Der Beleuchtungsmesser EBLX 1 von Hartmann & Braun dient zur objektiven Messung von Beleuchtungsstärken in Lux. Er besteht aus einem Drehspulinstrument mit Meßbereichwähler, einem Selen-Photoelement mit 78 mm Außendurchmesser der Passung und einer lichtempfindlichen Schicht von 58 mm Durchmesser sowie einem Spezialfilter, durch das die spektrale Empfindlichkeit des Photoelements im ganzen Spektralbereich weitgehend an die des menschlichen Auges (DIN 5031) angepasst ist.

Die Meßbereiche umfassen 0...15/50/60 Lux ohne Anpassungsfilter bzw. 0...150/500/600/1500/5000/6000 Lux mit Anpassungsfilter und werden durch Drehen des Meßbereichwählers eingestellt. Das Meßergebnis wird entsprechend dem gewählten Bereich auf einer der drei Skalenteilungen 0...15/50/ 60 abgelesen. Die Eichung in Lux (lx) bezieht sich auf die Candela (cd) als Einheit der Lichtstärke und wird in allen Bereichen mit Vergleichslampen bei einer Farbtemperatur von 2850K (Kelvin) durchgeführt.

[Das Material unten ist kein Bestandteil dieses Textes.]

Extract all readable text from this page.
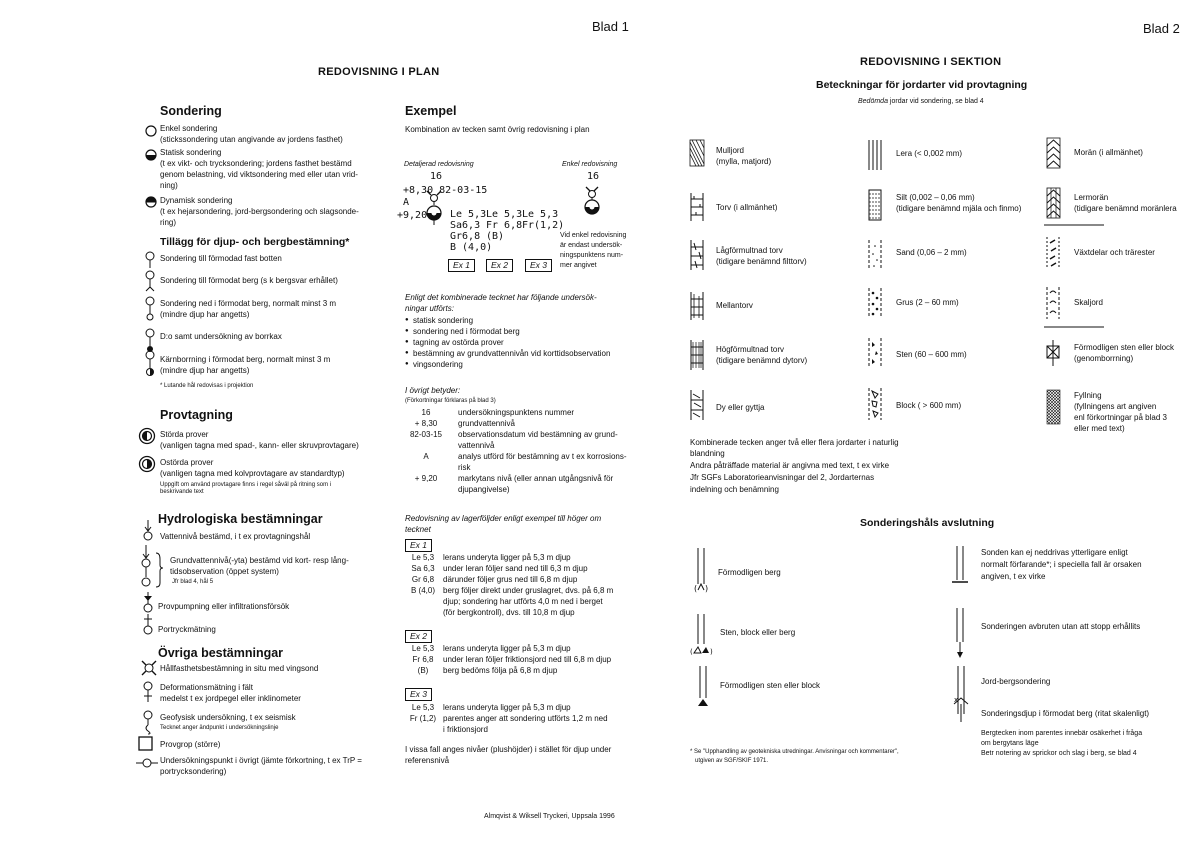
Blad 1
REDOVISNING I PLAN
Sondering
Enkel sondering
(stickssondering utan angivande av jordens fasthet)
Statisk sondering
(t ex vikt- och trycksondering; jordens fasthet bestämd
genom belastning, vid viktsondering med eller utan vrid-
ning)
Dynamisk sondering
(t ex hejarsondering, jord-bergsondering och slagsonde-
ring)
Tillägg för djup- och bergbestämning*
Sondering till förmodad fast botten
Sondering till förmodat berg (s k bergsvar erhållet)
Sondering ned i förmodat berg, normalt minst 3 m
(mindre djup har angetts)
D:o samt undersökning av borrkax
Kärnborrning i förmodat berg, normalt minst 3 m
(mindre djup har angetts)
* Lutande hål redovisas i projektion
Provtagning
Störda prover
(vanligen tagna med spad-, kann- eller skruvprovtagare)
Ostörda prover
(vanligen tagna med kolvprovtagare av standardtyp)
Uppgift om använd provtagare finns i regel såväl på ritning som i
beskrivande text
Hydrologiska bestämningar
Vattennivå bestämd, i t ex provtagningshål
Grundvattennivå(-yta) bestämd vid kort- resp lång-
tidsobservation (öppet system)
Jfr blad 4, hål 5
Provpumpning eller infiltrationsförsök
Portryckmätning
Övriga bestämningar
Hållfasthetsbestämning in situ med vingsond
Deformationsmätning i fält
medelst t ex jordpegel eller inklinometer
Geofysisk undersökning, t ex seismisk
Tecknet anger ändpunkt i undersökningslinje
Provgrop (större)
Undersökningspunkt i övrigt (jämte förkortning, t ex TrP =
portrycksondering)
Exempel
Kombination av tecken samt övrig redovisning i plan
Detaljerad redovisning	Enkel redovisning
16	16
+8,30 82-03-15
A
+9,20 Le 5,3
Sa6,3
Gr6,8
B (4,0)
Le 5,3
Fr 6,8
(B)
Le 5,3
Fr(1,2)
Ex 1	Ex 2	Ex 3
Vid enkel redovisning
är endast undersök-
ningspunktens num-
mer angivet
Enligt det kombinerade tecknet har följande undersök-
ningar utförts:
● statisk sondering
● sondering ned i förmodat berg
● tagning av ostörda prover
● bestämning av grundvattennivån vid korttidsobservation
● vingsondering
I övrigt betyder:
(Förkortningar förklaras på blad 3)
16	undersökningspunktens nummer
+ 8,30	grundvattennivå
82-03-15 observationsdatum vid bestämning av grund-
vattennivå
A	analys utförd för bestämning av t ex korrosions-
risk
+ 9,20	markytans nivå (eller annan utgångsnivå för
djupangivelse)
Redovisning av lagerföljder enligt exempel till höger om
tecknet
Ex 1
Le 5,3 lerans underyta ligger på 5,3 m djup
Sa 6,3 under leran följer sand ned till 6,3 m djup
Gr 6,8 därunder följer grus ned till 6,8 m djup
B (4,0) berg följer direkt under gruslagret, dvs. på 6,8 m
djup; sondering har utförts 4,0 m ned i berget
(för bergkontroll), dvs. till 10,8 m djup
Ex 2
Le 5,3 lerans underyta ligger på 5,3 m djup
Fr 6,8 under leran följer friktionsjord ned till 6,8 m djup
(B) berg bedöms följa på 6,8 m djup
Ex 3
Le 5,3 lerans underyta ligger på 5,3 m djup
Fr (1,2) parentes anger att sondering utförts 1,2 m ned
i friktionsjord
I vissa fall anges nivåer (plushöjder) i stället för djup under
referensnivå
Almqvist & Wiksell Tryckeri, Uppsala 1996
Blad 2
REDOVISNING I SEKTION
Beteckningar för jordarter vid provtagning
Bedömda jordar vid sondering, se blad 4
Mulljord
(mylla, matjord)
Torv (i allmänhet)
Lågförmultnad torv
(tidigare benämnd filttorv)
Mellantorv
Högförmultnad torv
(tidigare benämnd dytorv)
Dy eller gyttja
Lera (< 0,002 mm)
Silt (0,002 – 0,06 mm)
(tidigare benämnd mjäla och finmo)
Sand (0,06 – 2 mm)
Grus (2 – 60 mm)
Sten (60 – 600 mm)
Block ( > 600 mm)
Morän (i allmänhet)
Lermorän
(tidigare benämnd moränlera
Växtdelar och trärester
Skaljord
Förmodligen sten eller block
(genomborrning)
Fyllning
(fyllningens art angiven
enl förkortningar på blad 3
eller med text)
Kombinerade tecken anger två eller flera jordarter i naturlig
blandning
Andra påträffade material är angivna med text, t ex virke
Jfr SGFs Laboratorieanvisningar del 2, Jordarternas
indelning och benämning
Sonderingshåls avslutning
( )
Förmodligen berg
( )
Sten, block eller berg
Förmodligen sten eller block
Sonden kan ej neddrivas ytterligare enligt
normalt förfarande*; i speciella fall är orsaken
angiven, t ex virke
Sonderingen avbruten utan att stopp erhållits
x
Jord-bergsondering
Sonderingsdjup i förmodat berg (ritat skalenligt)
Bergtecken inom parentes innebär osäkerhet i fråga
om bergytans läge
Betr notering av sprickor och slag i berg, se blad 4
* Se "Upphandling av geotekniska utredningar. Anvisningar och kommentarer",
utgiven av SGF/SKIF 1971.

Angaben über lichttechnische Größen und die Lichtmessung sind in den Normen DIN 5031 und DIN 5032 zu finden.

Es ist genauestens darauf zu achten, daß das Photoelement nicht beschattet oder durch Reflexion (weiße Arbeitskittel usw.) zusätzlich aufgehellt wird. Soweit möglich, kann das Photoelement auch auf die beleuchtete Fläche aufgelegt werden. Das Anzeigeinstrument soll während der Messung annähernd waagerecht stehen oder gehalten werden. Die Beleuchtungsstärke wird in Lux abgelesen. Werden Beleuchtungsmesser in ausgesprochen warmer oder kalter Umgebung benutzt, ist der Einfluß der Temperatur zu berücksichtigen. Man kann damit rechnen, daß eine Erniedrigung der Umgebungstemperatur um 10 grd gegenüber der Eichtemperatur von 20 C die Anzeige um etwa 5 % erhöht. Bei einer Erhöhung der Umgebungstemperatur um 10 grd fällt die Anzeige um 5 %.

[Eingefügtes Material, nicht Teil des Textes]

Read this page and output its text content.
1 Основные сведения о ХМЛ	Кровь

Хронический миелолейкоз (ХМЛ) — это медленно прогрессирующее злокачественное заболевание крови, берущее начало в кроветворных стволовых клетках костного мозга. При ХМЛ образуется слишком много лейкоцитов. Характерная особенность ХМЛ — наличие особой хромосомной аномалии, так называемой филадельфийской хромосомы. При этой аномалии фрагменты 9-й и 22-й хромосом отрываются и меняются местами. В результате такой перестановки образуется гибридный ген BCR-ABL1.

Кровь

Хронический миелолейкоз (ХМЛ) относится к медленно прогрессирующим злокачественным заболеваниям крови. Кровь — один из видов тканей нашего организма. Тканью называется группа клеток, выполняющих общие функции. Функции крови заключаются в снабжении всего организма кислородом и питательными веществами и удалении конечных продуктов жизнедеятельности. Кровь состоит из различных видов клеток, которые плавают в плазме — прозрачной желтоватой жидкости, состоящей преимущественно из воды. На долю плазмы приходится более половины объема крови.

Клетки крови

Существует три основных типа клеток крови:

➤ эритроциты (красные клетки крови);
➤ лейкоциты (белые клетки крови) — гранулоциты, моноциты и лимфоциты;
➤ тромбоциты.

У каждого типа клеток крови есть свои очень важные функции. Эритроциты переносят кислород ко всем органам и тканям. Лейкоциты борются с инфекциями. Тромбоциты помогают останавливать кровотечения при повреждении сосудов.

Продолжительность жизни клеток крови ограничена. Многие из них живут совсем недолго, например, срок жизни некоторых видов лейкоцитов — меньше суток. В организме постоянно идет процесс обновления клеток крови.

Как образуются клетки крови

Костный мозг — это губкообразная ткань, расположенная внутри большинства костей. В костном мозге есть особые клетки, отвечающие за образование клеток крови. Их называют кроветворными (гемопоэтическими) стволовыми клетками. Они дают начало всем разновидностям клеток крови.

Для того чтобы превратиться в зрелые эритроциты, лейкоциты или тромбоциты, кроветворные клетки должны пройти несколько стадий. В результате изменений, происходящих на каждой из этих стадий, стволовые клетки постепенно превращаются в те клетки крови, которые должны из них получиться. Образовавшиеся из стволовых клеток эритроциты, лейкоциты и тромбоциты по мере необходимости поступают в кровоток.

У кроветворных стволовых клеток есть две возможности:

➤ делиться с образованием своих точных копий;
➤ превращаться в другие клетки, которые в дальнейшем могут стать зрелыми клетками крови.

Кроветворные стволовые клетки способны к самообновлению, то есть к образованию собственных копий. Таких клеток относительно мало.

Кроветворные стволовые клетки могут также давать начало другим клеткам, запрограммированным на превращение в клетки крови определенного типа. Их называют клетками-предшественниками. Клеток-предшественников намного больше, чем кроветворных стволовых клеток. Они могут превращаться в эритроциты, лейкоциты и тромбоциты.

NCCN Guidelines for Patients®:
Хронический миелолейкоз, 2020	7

Bei den Meßbereichen 0...15/30/60 Lux muß das Anpassungsfilter abgenommen werden. Hierbei ist aber zu beachten, daß die angezeigten Werte nur dann der Maßeinheit entsprechen, wenn die vorhandene Lichtquelle eine Farbtemperatur von etwa 2850 K hat. Im Übrigen sind aber bei allen Lichtquellen auch ohne Filter relative Vergleichsmessungen durchführbar. Will man z. B. Lichtverteilungskurven aufnehmen und reicht der niedrigste korrigierte Meßbereich (150 Lux) nicht aus, so kann man die Kurve der Lichtverteilung ohne Filter aufnehmen und den Maßstab durch eine Messung der absoluten Beleuchtungsstärke an der Stelle ihres größten Werts mit Filter ermitteln.

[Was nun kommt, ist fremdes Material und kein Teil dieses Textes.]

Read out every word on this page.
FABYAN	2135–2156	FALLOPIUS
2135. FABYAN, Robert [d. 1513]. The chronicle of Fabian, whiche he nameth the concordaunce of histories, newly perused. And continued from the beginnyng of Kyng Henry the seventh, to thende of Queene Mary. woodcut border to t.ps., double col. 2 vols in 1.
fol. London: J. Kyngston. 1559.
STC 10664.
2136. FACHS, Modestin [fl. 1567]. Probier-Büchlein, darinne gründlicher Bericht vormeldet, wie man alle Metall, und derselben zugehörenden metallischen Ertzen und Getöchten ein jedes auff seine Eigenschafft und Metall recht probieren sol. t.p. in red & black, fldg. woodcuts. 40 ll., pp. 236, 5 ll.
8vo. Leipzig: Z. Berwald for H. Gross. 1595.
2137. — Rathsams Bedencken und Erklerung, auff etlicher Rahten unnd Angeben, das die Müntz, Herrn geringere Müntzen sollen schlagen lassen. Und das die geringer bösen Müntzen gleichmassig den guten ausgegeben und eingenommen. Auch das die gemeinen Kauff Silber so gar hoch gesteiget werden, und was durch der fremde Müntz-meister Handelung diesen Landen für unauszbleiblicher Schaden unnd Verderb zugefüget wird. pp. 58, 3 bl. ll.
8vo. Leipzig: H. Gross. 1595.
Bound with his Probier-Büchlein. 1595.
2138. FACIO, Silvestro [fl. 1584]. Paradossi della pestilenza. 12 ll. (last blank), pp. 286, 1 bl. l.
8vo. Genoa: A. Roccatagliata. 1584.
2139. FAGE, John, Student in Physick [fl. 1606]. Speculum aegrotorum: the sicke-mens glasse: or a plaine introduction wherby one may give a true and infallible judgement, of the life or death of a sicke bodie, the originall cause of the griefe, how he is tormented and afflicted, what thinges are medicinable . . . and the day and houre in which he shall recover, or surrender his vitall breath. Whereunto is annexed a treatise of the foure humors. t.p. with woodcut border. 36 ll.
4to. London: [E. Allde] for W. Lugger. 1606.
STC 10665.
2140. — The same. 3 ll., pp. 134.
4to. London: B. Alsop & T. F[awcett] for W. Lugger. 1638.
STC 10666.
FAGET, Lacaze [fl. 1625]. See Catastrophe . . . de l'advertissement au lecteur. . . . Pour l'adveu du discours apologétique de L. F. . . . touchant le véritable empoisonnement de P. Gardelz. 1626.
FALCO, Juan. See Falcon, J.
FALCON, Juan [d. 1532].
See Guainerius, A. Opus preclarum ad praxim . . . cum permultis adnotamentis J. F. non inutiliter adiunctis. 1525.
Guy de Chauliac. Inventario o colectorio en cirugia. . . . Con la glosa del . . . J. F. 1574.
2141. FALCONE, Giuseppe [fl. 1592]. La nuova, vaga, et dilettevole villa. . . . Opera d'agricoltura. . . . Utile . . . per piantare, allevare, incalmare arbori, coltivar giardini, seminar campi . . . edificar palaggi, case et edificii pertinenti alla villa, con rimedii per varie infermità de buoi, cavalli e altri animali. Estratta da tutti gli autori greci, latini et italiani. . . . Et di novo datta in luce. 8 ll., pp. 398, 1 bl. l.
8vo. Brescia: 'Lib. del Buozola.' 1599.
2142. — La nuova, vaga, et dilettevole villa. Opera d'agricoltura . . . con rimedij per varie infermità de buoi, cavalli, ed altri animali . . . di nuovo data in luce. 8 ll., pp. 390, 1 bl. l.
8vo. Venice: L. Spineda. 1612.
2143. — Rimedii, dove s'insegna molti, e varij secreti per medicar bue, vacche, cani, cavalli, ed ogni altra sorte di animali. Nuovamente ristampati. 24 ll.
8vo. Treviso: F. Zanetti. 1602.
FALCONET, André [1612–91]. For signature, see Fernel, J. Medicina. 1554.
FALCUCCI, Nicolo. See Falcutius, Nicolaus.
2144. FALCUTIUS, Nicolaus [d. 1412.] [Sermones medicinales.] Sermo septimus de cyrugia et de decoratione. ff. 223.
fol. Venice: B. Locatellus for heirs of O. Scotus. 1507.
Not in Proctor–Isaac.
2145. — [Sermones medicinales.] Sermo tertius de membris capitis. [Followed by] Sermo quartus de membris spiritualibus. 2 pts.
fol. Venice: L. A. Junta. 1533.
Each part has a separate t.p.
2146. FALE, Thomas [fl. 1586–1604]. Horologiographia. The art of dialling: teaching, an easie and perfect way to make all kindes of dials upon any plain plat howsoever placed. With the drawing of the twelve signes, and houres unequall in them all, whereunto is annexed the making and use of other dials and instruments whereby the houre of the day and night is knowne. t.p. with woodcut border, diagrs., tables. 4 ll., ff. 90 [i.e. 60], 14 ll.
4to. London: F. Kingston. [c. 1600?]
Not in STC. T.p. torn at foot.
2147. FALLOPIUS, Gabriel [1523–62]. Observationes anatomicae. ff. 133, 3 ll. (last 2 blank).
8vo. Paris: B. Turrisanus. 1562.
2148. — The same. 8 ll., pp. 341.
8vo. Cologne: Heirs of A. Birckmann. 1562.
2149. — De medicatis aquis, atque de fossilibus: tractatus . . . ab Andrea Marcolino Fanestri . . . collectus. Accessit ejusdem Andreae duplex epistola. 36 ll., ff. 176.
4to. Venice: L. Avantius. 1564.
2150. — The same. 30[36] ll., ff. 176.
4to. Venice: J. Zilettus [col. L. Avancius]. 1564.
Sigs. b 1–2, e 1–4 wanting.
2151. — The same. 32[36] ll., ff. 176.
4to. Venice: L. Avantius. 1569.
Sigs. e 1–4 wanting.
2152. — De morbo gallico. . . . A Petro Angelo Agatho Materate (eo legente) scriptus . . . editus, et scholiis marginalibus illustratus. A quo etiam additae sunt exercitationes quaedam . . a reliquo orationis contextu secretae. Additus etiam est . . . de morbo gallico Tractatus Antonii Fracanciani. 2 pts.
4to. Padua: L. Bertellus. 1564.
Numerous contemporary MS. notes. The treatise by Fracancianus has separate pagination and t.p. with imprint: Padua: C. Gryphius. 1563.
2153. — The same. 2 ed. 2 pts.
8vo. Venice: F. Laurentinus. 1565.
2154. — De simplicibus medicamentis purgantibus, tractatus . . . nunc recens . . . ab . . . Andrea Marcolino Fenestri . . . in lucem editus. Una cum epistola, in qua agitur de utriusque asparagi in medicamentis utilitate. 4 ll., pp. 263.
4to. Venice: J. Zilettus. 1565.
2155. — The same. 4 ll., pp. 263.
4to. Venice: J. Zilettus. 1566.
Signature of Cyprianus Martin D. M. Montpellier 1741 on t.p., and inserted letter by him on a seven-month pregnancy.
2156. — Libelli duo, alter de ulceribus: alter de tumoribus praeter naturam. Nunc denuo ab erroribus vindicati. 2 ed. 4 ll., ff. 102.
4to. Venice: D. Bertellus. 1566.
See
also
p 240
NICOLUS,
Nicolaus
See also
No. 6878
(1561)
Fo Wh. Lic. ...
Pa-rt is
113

Das Anpassungsfilter ist nicht austauschbar, da Instrument und Filter zusammen abgeglichen werden. Es kann durch Linksdrehen leicht vom Photoelement abgehoben werden. Die Verwendung des Anpassungsfilters ist besonders für die genaue Messung der Beleuchtungsstärke von farbigem Licht, Licht von Leuchtstofflampen, Hg- und Na-Lampen oder bei Tageslicht erforderlich. Die Meßfehler betragen dann bei den Lichtfarben 20, 22, 25, 30, 35 sowie bei der HQL nur etwa + 1 %, bei den Lichtfarben 15 (Tageslicht), 61 (rosa), 62 (gelb) und 63 (hellgrün) sowie bei Xenon-Lampen etwa +/- 5 % bis +/- 9 %. Besondere Korrekturen sind daher nicht erforderlich. Lediglich bei Natriumdampflampen ist der Meßwert mit einem Korrekturfaktor von etwa 1,1 zu multiplizieren.